Si stima che nel 2023, pochi mesi dopo l’avvento di ChatGpt, Google DeepMind, OpenAI e Anthropic — le tre realtà più influenti del settore — abbiano speso complessivamente circa 70 milioni di dollari per sostenere i loro team dedicati alla sicurezza dell’IA. Questa cifra non sarebbe minimamente sufficiente. Secondo Charles Jones, un economista della Stanford Graduate School of Business, bisognerebbe investire ogni anno una cifra pari almeno all’1% del Pil degli Stati Uniti per provare a mitigare il rischio di un’Apocalisse. La percentuale indicata da Jones equivale a circa 300 miliardi di dollari. Si tratta di una cifra ben distante dai 100 milioni che si presume siano stati spesi per un’IA sicura, nel 2024, dai principali fondi noprofit — tra cui Open Philanthropy e Future of Life Institute — che sostengono da anni la ricerca sull’IA. Per i suoi calcoli, l’economista di Stanford ha preso in esame le spese sostenute dagli Usa durante la pandemia di Covid-19. «Ci sono ovviamente molte limitazioni in questa analogia — scrive Jones nel suo paper scientifico How Much Should We Spend to Reduce A.I.’s Existential Risk? — ma possiamo modellare il rischio esistenziale dell’IA esattamente come abbiamo fatto con la mortalità nella pandemia. Anche nel caso dell’IA il rischio di mortalità per le persone già vive giustifica ampiamente spese ingenti per rendere più sicura questa tecnologia. Attribuire un valore al benessere delle generazioni future, naturalmente, aumenterebbe ulteriormente la cifra che sarebbe necessario investire». Quando il virus si è diffuso, gli Stati Uniti hanno di fatto “speso” circa il 4% del Pil — attraverso la riduzione dell’attività economica — per affrontare un rischio di mortalità pari allo 0,3%. Gli esperti di IA ritengono che i pericoli catastrofici associati a macchine intelligenti, nei prossimi dieci o vent’anni, possano essere almeno dello stesso ordine di grandezza, se non superiori. Il paragone insomma non è perfetto, ma offre riferimenti utili a capire l’entità della cifra che sarebbe ragionevole destinare alla mitigazione. Il modello sviluppato da Jones suggerisce che spendere almeno l’1% del Pil ogni anno è giustificato in quasi tutti gli scenari verosimili.
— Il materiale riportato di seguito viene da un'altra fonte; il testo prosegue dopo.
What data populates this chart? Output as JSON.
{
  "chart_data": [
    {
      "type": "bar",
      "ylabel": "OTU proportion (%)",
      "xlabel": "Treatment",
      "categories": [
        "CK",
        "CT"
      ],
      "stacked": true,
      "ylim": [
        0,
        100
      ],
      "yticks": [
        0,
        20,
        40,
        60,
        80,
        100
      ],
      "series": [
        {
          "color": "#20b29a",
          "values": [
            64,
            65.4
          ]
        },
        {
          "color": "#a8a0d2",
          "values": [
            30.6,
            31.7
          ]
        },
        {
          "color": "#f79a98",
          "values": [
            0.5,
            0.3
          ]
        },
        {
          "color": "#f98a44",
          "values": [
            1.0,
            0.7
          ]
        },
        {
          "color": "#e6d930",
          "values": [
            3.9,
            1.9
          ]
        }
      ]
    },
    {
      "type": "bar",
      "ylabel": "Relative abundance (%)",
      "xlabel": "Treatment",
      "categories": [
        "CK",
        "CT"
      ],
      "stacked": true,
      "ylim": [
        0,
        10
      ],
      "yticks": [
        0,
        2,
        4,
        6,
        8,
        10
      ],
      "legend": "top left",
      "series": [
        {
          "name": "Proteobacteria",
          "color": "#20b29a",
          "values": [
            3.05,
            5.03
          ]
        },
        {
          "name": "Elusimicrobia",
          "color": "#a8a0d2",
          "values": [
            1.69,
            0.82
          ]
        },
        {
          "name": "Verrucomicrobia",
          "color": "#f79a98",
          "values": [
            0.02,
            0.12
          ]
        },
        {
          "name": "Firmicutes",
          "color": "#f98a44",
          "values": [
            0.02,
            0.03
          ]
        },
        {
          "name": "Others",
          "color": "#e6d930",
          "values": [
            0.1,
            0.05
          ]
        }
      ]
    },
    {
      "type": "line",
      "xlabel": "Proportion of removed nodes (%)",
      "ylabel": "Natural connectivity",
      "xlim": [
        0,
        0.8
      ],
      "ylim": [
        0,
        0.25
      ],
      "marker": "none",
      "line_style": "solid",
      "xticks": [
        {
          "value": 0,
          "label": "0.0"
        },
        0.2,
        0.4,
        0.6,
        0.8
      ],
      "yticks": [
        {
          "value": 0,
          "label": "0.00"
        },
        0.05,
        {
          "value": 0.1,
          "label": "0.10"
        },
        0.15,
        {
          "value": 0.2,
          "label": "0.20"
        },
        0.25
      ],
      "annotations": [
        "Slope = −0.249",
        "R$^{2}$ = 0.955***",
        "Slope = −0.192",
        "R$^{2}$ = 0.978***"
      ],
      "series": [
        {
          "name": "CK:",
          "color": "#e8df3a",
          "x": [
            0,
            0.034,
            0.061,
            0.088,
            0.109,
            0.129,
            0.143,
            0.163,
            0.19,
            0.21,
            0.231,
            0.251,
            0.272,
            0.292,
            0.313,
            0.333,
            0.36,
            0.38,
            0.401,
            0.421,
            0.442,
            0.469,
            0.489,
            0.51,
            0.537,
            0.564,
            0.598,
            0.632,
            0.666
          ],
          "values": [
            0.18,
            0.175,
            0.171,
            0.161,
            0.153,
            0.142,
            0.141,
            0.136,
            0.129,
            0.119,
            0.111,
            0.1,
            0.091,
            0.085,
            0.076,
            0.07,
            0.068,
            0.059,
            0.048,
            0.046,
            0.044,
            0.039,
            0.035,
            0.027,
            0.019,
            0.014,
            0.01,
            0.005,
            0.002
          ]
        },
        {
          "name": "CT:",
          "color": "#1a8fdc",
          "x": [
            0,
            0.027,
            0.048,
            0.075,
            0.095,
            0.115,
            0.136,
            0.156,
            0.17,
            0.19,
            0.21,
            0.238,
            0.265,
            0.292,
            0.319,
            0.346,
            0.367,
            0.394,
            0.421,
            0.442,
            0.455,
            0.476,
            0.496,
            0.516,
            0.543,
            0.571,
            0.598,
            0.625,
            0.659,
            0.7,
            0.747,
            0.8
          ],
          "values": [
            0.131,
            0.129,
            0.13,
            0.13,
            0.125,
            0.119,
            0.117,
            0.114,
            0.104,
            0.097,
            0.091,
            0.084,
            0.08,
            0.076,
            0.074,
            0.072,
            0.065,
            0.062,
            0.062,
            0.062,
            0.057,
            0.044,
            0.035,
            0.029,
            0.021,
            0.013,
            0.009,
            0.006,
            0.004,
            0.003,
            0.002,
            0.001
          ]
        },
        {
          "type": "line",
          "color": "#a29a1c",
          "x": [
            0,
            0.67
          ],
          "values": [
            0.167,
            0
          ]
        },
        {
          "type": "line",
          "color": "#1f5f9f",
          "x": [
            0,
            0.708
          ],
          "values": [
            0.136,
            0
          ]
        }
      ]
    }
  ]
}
Tuttavia lo scenario “base” — quello che prevede un rischio estinzione dell’1%, efficacia media e approccio egoista (senza pensare, cioè, al benessere delle generazioni future) — invita a spendere molto di più: il 15,8% del Pil, pari a circa 4,6 trilioni di dollari. Questa cifra sfiora l’ammontare delle entrate fiscali federali Usa in un anno ordinario, circa 4,9 trilioni di dollari, e si colloca non lontano dalla spesa complessiva sostenuta dagli Stati Uniti per l’intero sforzo bellico della Seconda Guerra Mondiale, stimata in 5,74 trilioni in valori attuali. Anche all’orizzonte c’è un nuovo nemico, fatto di circuiti e silicio. La vera sfida sarà capire quanto saremo disposti a spendere per contenerlo.